Hace 25 años, la noche del 1 de septiembre de 1992, un maremoto afectó poco más de 250 kilómetros de la franja costera del Pacífico de Nicaragua. El tsunami dejó más de 170 muertos, más de 3,000 heridos y unas 13,000 personas sin hogar.

Esta es la crónica publicada en LA PRENSA los días 2 y 3 de septiembre y escritos por los periodistas Fidelina Suárez y Carlos Ruiz.

 

Ola asesina sorprendió en la noche

Por lo menos 200 kilómetros de la costa del Pacífico nicaragüense fueron afectados por un maremoto que hasta el momento ha dejado un saldo preliminar de 40 muertos, 352 desaparecidos y centenares de desaparecidos. 

Los principales centros turísticos de los nicaragüenses fueron arrasados por la increíble fuerza de una ola de 10 a 15 metros que precedió a un temblor de alrededor de 7 grados en la escala de Ritcher  cuyo epicentro fue localizado a 160 kilómetros de Managua.

Lo que la mayoría de los managuas consideró anoche a las 7: 16 como un simple temblor, se trataba en realidad de uno de los sismos más fuertes registrados en Nicaragua en los últimos daños, según la estimación hecha por el Instituto Nicaragüense de Estudios territoriales (Ineter).

La destrucción y desolación fue palpable esta mañana una vez que los rayos del sol asomaron en el firmamento. San Juan del Sur, Masachapa, Pochomil, Casares, La Boquita, Huehuete, Montelimar y las isletas cercana a Corinto sucumbieron ante la fuerza de las aguas.

Damnificados del maremoto de 1992. LAPRENSA/Archivo

Una gran cantidad de personas deambulaban por las calles en busca de familiares desaparecidos que hasta el día de hoy eran buscados por brigadas especiales del Ejército, la Policía y Cruz Roja. Escenas dramáticas se observaron desde la madrugada. Una madre que había dejado a su hija en Masachapa llegó llorando a una estación de radio al escuchar su nombre entre la lista de muertos.

Ella misma se desplomó más tarde sobre el cadáver de su niña que se encontraba junto a otros cuatros cuerpos en la iglesia de esa localidad.

Tanto pescadores como pobladores de las costas de Masachapa, Montelimar y Pochomil describen la ola “como gigantesca”. “Sólo oímos como un bujido y yo le dije a mi mujer, el mar se nos viene encima”, narró un damnificado esta mañana.

Según los últimos reportes de INETER, se registraron varios eventos sísmicos muy fuertes y hasta las nueve de la noche la actividad seguía.

Según INETER, el terremoto que afectó la costa del Pacífico de Nicaragua es el más fuerte de los últimos 36 años y su epicentro fue localizado a 36 kilómetros debajo del mar y a unos 60 kilómetros de las costas de Masachapa.

La Presidenta Violeta de Chamorro suspendió su viaje a Waslala donde hoy haría anuncios importantes y viajó esta mañana a la zona de desastres. “Mantengamos la unidad, trabajemos juntos en este momento”, pidió la mandataria en un mensaje difundido anoche en las radios locales y la mañana de hoy hizo un recorrido por la zona sur afectada por la tragedia.

También el guía espiritual de los católicos, cardenal Miguel Obando y Bravo, envió un mensaje de consuelo a las víctimas de maremoto.

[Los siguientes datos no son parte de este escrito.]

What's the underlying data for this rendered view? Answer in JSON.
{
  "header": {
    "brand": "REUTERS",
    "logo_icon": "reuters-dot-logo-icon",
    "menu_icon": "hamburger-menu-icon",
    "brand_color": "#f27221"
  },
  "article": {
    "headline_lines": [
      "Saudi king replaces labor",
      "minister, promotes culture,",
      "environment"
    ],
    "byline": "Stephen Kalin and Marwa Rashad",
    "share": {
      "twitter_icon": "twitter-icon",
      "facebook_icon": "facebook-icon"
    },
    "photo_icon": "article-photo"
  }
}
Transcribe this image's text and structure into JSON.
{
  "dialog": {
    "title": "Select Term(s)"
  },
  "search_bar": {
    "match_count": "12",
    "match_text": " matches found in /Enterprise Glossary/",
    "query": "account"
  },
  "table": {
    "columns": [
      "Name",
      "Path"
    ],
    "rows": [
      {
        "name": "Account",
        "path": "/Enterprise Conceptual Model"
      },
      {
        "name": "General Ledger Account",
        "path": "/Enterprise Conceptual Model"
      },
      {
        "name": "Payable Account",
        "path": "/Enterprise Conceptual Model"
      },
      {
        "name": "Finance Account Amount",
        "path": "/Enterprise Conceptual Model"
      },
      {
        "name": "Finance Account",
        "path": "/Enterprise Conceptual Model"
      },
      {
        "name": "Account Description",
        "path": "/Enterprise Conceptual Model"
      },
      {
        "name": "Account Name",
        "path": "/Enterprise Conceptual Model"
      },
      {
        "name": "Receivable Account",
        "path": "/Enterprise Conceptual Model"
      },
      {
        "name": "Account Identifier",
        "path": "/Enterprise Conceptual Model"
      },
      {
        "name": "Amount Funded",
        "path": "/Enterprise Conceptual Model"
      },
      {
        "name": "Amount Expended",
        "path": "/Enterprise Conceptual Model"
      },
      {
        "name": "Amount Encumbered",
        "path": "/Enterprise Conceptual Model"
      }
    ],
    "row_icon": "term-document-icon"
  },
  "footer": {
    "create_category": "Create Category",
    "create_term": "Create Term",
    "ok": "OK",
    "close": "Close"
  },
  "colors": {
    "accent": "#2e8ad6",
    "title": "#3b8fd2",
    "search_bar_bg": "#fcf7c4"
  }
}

La solidaridad se ha hecho sentir en todo el país. Desde anoche, cooperativas de taxis, de camiones y particulares contribuyen en la evacuación de damnificados que necesitan leche y comida, además de frazadas ya que en el suceso miles de personas perdieron todos sus enseres.

“Salimos sólo con lo que teníamos puesto”, dijo esta madrugada un pescador que explicaba a un funcionario del ministerio de Cooperación Externa sus requerimientos de ayuda.

Damnificados del balneario El Tránsito llegan al hospital Lenín Fonseca de Managua.  LAPRENSA/Archivo

Todos los pobladores de las zonas afectadas y aledañas no durmieron anoche. Las iglesias, escuelas y centros de salud han sido convertidos en refugio para albergar a los afectados en San Juan del Sur, Masachapa y San Rafael.

Cinco italianos resultaron heridos por el maremoto en el sector de la zona costera del departamento de Carazo y un belga y una ciudadana irlandesa están muertos, según el reporte de radios que desde anoche cubren el suceso.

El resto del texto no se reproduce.